The notification contributed to spread support through the morning. However, a flight-to-quality rally on continued eurozone and global growth worries pushed the 10-year note yield below 2.0% for the first time since early March. This then led to a jump in originator supply as well as profit taking from banks, money managers and hedge funds totaling over $4 billion on Tuesday afternoon. Spreads shifted from tighter to 2-4 ticks wider with lower coupons lagging the most.

The tone was more supportive over Wednesday and Thursday as supply/selling-induced cheapening followed by price weakness on Wednesday and Thursday due to longer-term Treasury supply (10-year note and 30-year bond auctions) and reduced risk aversion drew in buying interest from REITs, money managers, banks and hedge funds.
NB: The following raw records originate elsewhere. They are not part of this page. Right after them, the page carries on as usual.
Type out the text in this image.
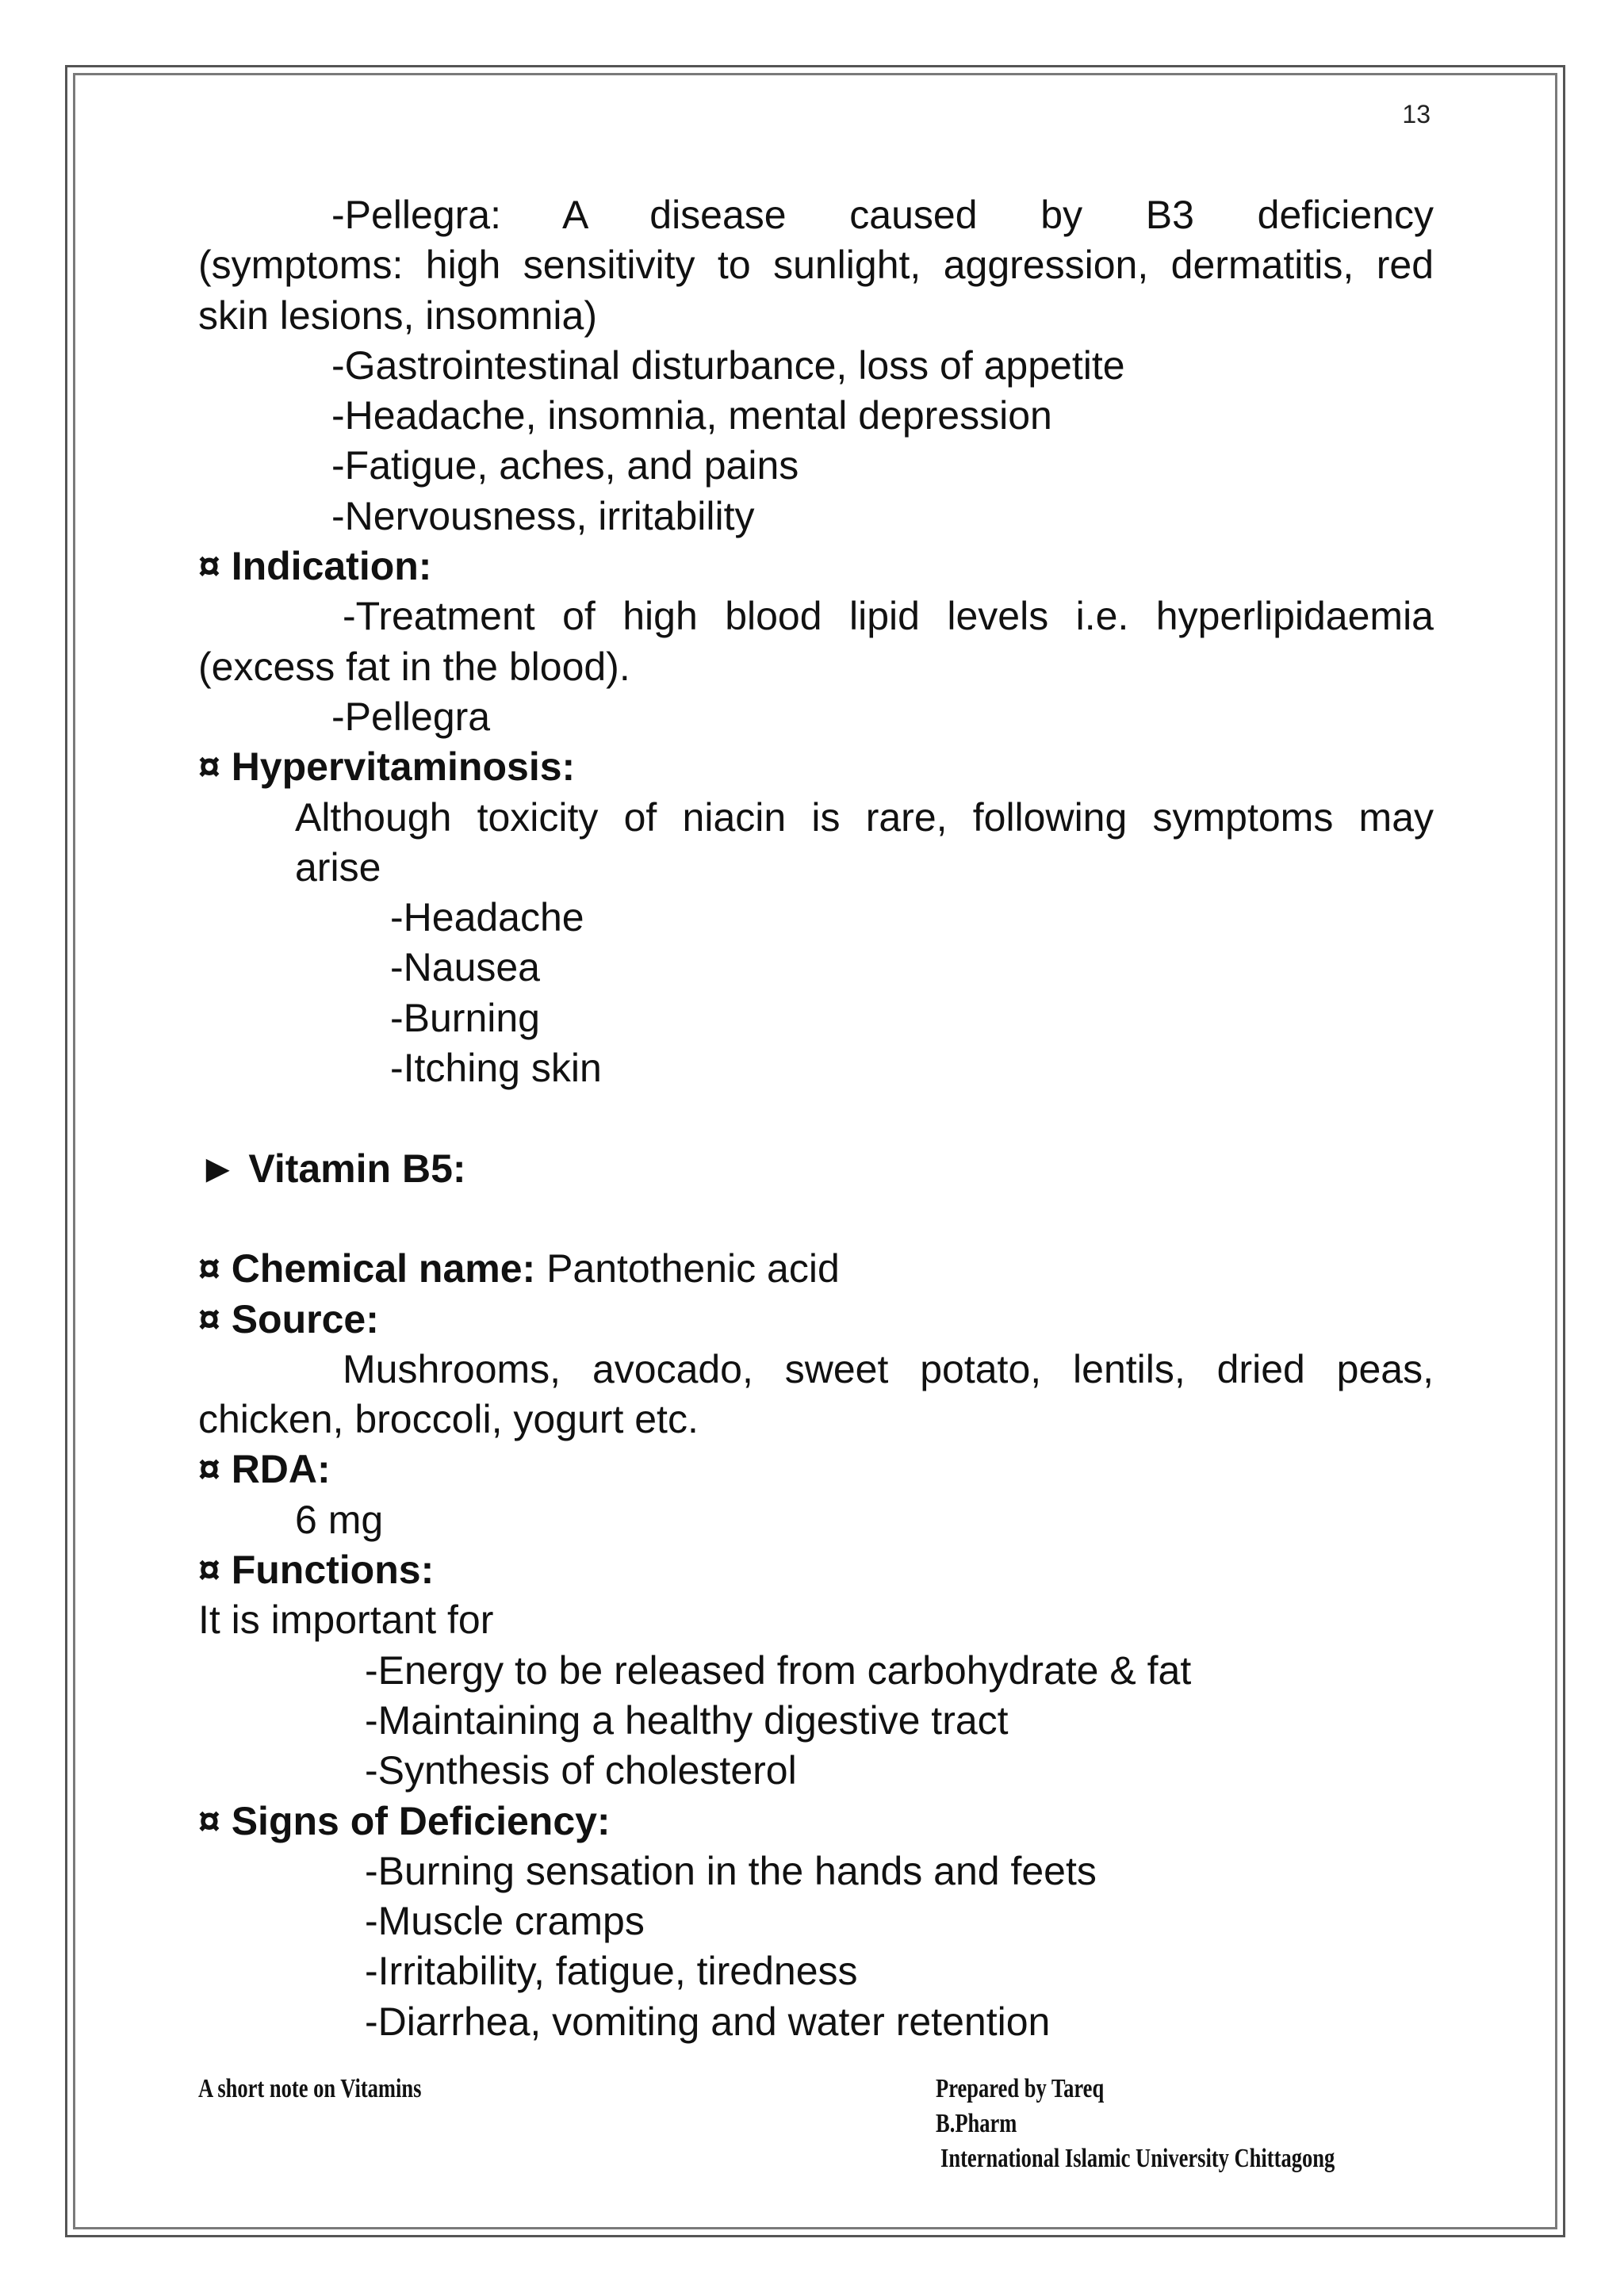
13
-Pellegra: A disease caused by B3 deficiency
(symptoms: high sensitivity to sunlight, aggression, dermatitis, red skin lesions, insomnia)
-Gastrointestinal disturbance, loss of appetite
-Headache, insomnia, mental depression
-Fatigue, aches, and pains
-Nervousness, irritability
¤ Indication:
-Treatment of high blood lipid levels i.e. hyperlipidaemia
(excess fat in the blood).
-Pellegra
¤ Hypervitaminosis:
Although toxicity of niacin is rare, following symptoms may
arise
-Headache
-Nausea
-Burning
-Itching skin
► Vitamin B5:
¤ Chemical name: Pantothenic acid
¤ Source:
Mushrooms, avocado, sweet potato, lentils, dried peas,
chicken, broccoli, yogurt etc.
¤ RDA:
6 mg
¤ Functions:
It is important for
-Energy to be released from carbohydrate & fat
-Maintaining a healthy digestive tract
-Synthesis of cholesterol
¤ Signs of Deficiency:
-Burning sensation in the hands and feets
-Muscle cramps
-Irritability, fatigue, tiredness
-Diarrhea, vomiting and water retention
A short note on Vitamins	Prepared by Tareq
B.Pharm
International Islamic University Chittagong
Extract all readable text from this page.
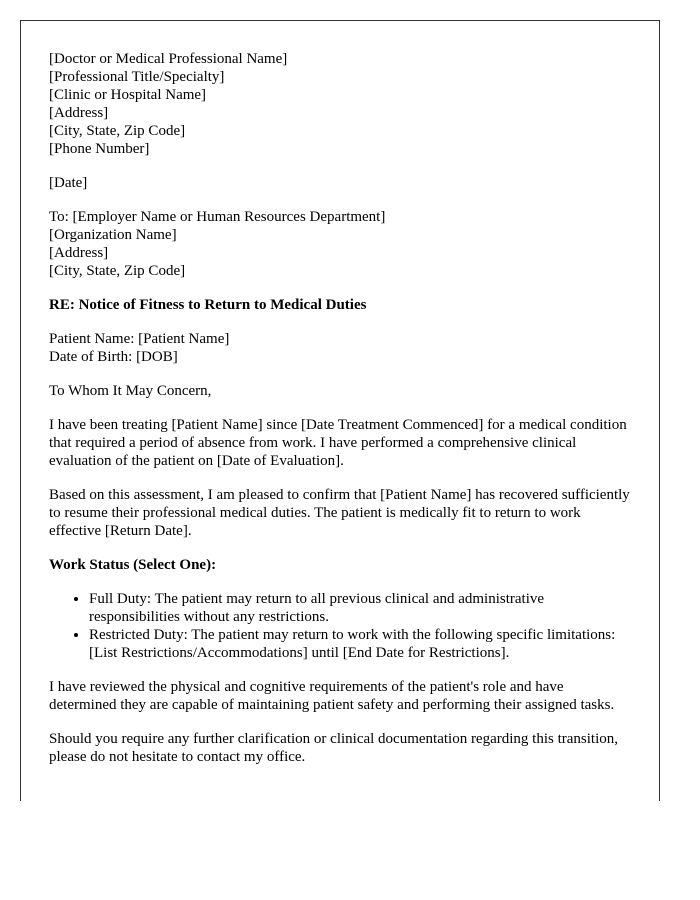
[Doctor or Medical Professional Name]
[Professional Title/Specialty]
[Clinic or Hospital Name]
[Address]
[City, State, Zip Code]
[Phone Number]

[Date]

To: [Employer Name or Human Resources Department]
[Organization Name]
[Address]
[City, State, Zip Code]

RE: Notice of Fitness to Return to Medical Duties

Patient Name: [Patient Name]
Date of Birth: [DOB]

To Whom It May Concern,

I have been treating [Patient Name] since [Date Treatment Commenced] for a medical condition that required a period of absence from work. I have performed a comprehensive clinical evaluation of the patient on [Date of Evaluation].

Based on this assessment, I am pleased to confirm that [Patient Name] has recovered sufficiently to resume their professional medical duties. The patient is medically fit to return to work effective [Return Date].

Work Status (Select One):

• Full Duty: The patient may return to all previous clinical and administrative responsibilities without any restrictions.
• Restricted Duty: The patient may return to work with the following specific limitations: [List Restrictions/Accommodations] until [End Date for Restrictions].

I have reviewed the physical and cognitive requirements of the patient's role and have determined they are capable of maintaining patient safety and performing their assigned tasks.

Should you require any further clarification or clinical documentation regarding this transition, please do not hesitate to contact my office.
However, volume was still modestly below normal.  Into mid-morning on Friday, volume appeared limited on Tradeweb as markets turned risk averse because of China growth and European Union worries. With the 10-year note yield back through 2.0%, there was better selling as well with spreads flat to weaker to the curve and swaps with higher coupons lagging lower ones.

The Federal Reserve, of course, maintained a steady appetite for MBS at a $1.4 billion-per-day average that covered 70% of the estimated mortgage banker supply over the week. The $1.4- billion-daily average is expected to be maintained in the April 12 through May 10 period as the Fed estimates MBS purchases over this period to hold at $29 billion. 

The official buying continues to provide a very strong technical support against originator selling that has been running at a daily average of $2 billion for several weeks, including this one. 

Reinvestment of paydowns is expected to continue for the foreseeable future as, based on recent comments from various Fed officials, the agency is not ready to abandon its accommodative stance. It is also not at that point where stopping its reinvestment in mortgage paydowns back into agency MBS would cause a tightening. 

At the same time, however, many economists are not expecting the Fed to start another round of quantitative easing unless there is an adverse change in the economy's direction. Additionally,  the picture painted by this week's Beige Book remains upbeat.

According to the report, all Districts demonstrated some level of expansion ranging from a "modest" to "moderate" pace. The major areas of the economy recorded gains, even real estate, which showed "some improvement", primarily through the expansion in construction of multifamily housing. But, one area of concern for many sectors of the economy was increased energy prices. 

In other mortgage activity, 15s lagged 30s in the latter half of the week despite a steeper curve, while GNMA/FNMAs were little changed in the production area of the stack and lower on 4.5s and 5.0s.

Of specific interest, Wednesday saw the first pools of 125+ LTVs from Citigroup and Wells Fargo traded, totaling $465 million. They were reportedly well bid and had good interest from money managers, REITs and primary dealers.

There were also more BWICs of these CR (FNMA) and U9 (FHLMC Gold) pools totaling over $700 million on Thursday. Settlement is in June, which is when pooling of these high-LTV loans begins.

Prepayment Outlook

The 30-year FNMA MBS prepayment speeds are expected to be lower by 5% on average with 3.5s through 4.5s slowing around 10% because of a lower number of collection days at 20 from 22 as well as  lower refinancing activity.

Meanwhile, higher coupons are expected to experience more of an impact from HARP 2.0, especially as the GSEs' automated underwriting systems are fully upgraded now for the November changes. 

Looking further out to May, speeds are projected to be flat on average while June is expected to be slightly lower. The lower coupons are estimated to be slower while the higher coupons are flat to slightly higher.